The Bulls were just better.
They were faster. They played more together. They moved the ball. They pushed and poked. Goaded and baited. Frustrated and flustered.
Orlando had no answers. No solutions. No way to solve the complex problem that is the Chicago Bulls.
Nothing worked and what did work only worked long enough to leave Orlando scratching its head when the team could no longer get things working. Shots were not falling, the ball was not moving.
The Magic was not working. Even without Derrick Rose, the Bulls did a number on the Magic, showing that defense is a much more reliable identity than the 3-point shot. Orlando used to have a defensive identity. The team played pretty good defense most of the night. But most of the night is not enough against one of the best teams in the league. Not when they are still playing at the top of their even without their star player.

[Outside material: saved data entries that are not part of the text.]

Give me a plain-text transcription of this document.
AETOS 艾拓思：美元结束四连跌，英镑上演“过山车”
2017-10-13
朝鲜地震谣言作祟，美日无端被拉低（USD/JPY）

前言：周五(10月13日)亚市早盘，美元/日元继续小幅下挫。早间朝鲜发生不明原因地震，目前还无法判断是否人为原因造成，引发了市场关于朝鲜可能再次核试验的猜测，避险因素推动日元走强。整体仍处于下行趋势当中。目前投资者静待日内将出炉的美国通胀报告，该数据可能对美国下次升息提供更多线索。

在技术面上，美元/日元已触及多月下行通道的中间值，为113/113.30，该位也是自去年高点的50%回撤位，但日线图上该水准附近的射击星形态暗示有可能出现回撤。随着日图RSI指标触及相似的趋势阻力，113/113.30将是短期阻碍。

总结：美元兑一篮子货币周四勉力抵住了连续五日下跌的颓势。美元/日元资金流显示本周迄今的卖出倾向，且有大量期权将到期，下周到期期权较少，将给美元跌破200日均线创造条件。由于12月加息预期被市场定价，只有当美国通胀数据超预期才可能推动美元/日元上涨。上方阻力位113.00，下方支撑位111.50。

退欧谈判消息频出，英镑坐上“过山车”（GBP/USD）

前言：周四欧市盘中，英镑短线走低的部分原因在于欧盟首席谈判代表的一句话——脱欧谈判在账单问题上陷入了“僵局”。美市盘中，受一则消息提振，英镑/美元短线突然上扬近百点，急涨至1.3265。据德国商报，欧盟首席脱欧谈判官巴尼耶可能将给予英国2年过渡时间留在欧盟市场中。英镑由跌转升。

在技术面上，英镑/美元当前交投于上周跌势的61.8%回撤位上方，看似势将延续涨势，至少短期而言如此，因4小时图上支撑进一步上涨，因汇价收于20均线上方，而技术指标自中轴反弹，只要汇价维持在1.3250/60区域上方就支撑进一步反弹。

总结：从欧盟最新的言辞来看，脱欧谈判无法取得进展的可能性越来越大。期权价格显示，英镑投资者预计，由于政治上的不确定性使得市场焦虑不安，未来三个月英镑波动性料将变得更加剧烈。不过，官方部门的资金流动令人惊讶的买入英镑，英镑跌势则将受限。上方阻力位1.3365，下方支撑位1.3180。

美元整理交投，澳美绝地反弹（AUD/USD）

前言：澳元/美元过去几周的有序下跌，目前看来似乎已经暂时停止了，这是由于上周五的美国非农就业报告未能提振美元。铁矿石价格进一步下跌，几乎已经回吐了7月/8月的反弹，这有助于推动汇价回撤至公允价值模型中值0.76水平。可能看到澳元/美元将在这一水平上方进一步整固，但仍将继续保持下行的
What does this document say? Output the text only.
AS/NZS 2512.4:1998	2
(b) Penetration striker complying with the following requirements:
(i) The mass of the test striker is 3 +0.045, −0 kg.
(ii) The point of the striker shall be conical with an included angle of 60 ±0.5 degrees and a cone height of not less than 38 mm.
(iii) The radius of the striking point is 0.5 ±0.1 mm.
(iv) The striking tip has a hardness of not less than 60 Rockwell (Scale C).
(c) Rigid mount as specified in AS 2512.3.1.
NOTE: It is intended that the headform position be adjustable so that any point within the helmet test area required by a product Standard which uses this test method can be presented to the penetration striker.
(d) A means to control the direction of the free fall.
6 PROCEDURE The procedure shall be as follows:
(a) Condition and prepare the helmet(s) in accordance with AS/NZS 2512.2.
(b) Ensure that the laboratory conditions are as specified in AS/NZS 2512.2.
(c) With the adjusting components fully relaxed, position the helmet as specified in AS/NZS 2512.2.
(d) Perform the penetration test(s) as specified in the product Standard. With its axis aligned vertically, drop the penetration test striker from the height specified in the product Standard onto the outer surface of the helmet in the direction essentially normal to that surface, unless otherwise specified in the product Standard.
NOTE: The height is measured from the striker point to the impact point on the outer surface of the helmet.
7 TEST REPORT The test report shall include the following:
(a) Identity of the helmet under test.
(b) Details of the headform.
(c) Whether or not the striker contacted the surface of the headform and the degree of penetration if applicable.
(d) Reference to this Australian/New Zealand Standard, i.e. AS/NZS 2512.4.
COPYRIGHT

The NBA might have to change its Big commercial about the Bulls defense to footage from this game. The Magic failed to score more than 20 points in any quarter of the game and shot a measley 35.3 percent including 4 for 20 from beyond the arc. The Bulls could not pull away until the fourth quarter, but easily won 85-59 at Amway Center on Monday.
This game really was the difference between a team clicking on all cylinders and a team still trying to find the consistency to feel confident in its secondary options.
Dwight Howard had his way inside most of the game, but the ball movement ground to a halt as the Bulls were quicker on rotations and able to recover almost immediately on the Magic’s ball reversals. You need not look further than those shooting numbers or the nine total assists Orlando totaled on the 24 field goal makes.
There is no other way to describe it. This was an embarrassing offensive effort.
But for as bad as it was — and it was bad — Orlando’s defense kept the lead within reach most of the game. Dwight Howard was still exerting his will and changing shots at the basket. Carlos Boozer was the only consistent offensive option, taking it at Ryan Anderson aggressively with 24 points and 13 rebounds.
The defense on Boozer was the biggest complaint most of the night on that end. Orlando had rare lapses, but those lapses were enough with the team struggling to score so much.
What other time has Orlando lost when giving up 12 points in a quarter?
The Magic were stout and forced jump shots and challenged shots at the rim. They forced turnovers and had the opportunity to trim the Bulls’ 15-point halftime lead.
The only thing was that they did not. Orlando had another baffling game fighting turnovers, committing 19 for the game. When you put that on top of the poor ball movement and the inability to get shots consistently, it gave Orlando no chance.
As the problems compounded in the fourth quarter and the team continued to turn the ball over, Chicago finally broke through. One of those seemingly rare defensive lapses overall as the weight of so many missed shots finally broke the defense.
Chicago’s ball movement in the fourth quarter as the interior passes finally broke everything down and sent Orlando packing, hoping for a chance that would never come. The Bulls knew where they needed to go offensively and the ball whipped around quickly, ultimately blowing out the Magic as the Magic watched helplessly.
The number of long jumpers were just difficult to continue watching.
Orlando did have stretches of success offensively. Dwight Howard was a rock in the post, scoring 18 points on 8-for-12 shooting. Jameer Nelson had moments too where he was able to attack and get to the basket. This stretch occurred when Orlando cut the lead to single digits in the third quarter. But Chicago tightened the screws and pulled away.
Nelson had only nine points on 4-for-11 shooting and five turnovers to just one assist. Ryan Anderson was the only other player to reach double figures with 10 points, but he shot 4-for-13 to get there. This was a game to forget for everyone.
Chicago lost its first options offensively and continued to grind away without frustration. It would be tough to tell what their first and secondary options were — John Lucas broke the game open with a 9-0 run on his own to end the first quarter and give the Bulls a 10-point lead they seemingly never gave up.
Orlando could not find a secondary way to attack. Howard was the only option. No one else could seemingly come up in a big way.
The inconsistencies continue. Orlando learned another lesson on its way toward the postseason.